By "at this time" I imagine you mean because of the state of the Canadian dollar, so I"m going to kind of focus my answer around that.
Ultimately, when you own the USD version of the stock you not only own the stock but you own the currency. CDRs are a way to isolate that out so you just own the stock and not the currency. In a way, you are protected from currency fluctuations.
Here is a typical situation where you own the USD version of the stock:
CAD rises - You lose, as you will be able to buy back fewer CAD with your USD
CAD falls - You benefit, as you will be able to buy back more CAD with your USD
However, with CDRs, it is flipped:
CAD rises - You benefit, as because you are hedged, you don't realize any currency losses from a rising CAD
CAD falls - You don't actually "lose" anything, but you lose out on the currency gains you would have realized if you were unhedged.
So, the answer at this point in time just depends on the path of the Canadian dollar. I will admit, these are looking more attractive as the Canadian dollar gets weaker. Not only are currency conversion rates painful now relative to historical averages, but if we manage to get out of this dip we are in as a country and back to prosperity, a rising CAD will hurt you if you own USD but won't hurt you if you own the CDRs as they are hedged.

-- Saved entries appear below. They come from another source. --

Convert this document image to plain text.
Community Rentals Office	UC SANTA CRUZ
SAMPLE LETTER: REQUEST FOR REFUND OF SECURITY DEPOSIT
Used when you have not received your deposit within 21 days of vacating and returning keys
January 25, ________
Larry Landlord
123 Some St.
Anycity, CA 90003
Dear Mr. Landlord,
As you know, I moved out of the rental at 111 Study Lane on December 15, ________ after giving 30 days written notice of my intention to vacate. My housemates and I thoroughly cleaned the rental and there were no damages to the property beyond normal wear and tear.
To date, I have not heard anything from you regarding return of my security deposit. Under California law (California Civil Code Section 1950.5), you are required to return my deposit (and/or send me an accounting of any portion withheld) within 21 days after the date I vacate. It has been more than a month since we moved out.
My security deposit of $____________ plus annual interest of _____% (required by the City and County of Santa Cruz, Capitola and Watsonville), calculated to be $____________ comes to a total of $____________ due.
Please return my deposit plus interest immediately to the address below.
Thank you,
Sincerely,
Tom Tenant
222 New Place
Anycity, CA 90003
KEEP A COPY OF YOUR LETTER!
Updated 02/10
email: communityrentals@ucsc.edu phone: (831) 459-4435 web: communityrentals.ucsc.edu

On the flip side, the Bank of Canada's need to cut interest rates at a much faster pace, plus the US economy being much stronger, will ultimately result in lower demand for the CAD which could push the currency down further. In this instance, you'd be better off owning USD and the USD listed stocks.
I am still buying USD listed stocks. However, if we witnessed the dollar dip to $0.67 or under, I would seriously start considering taking positions in hedged CDRs.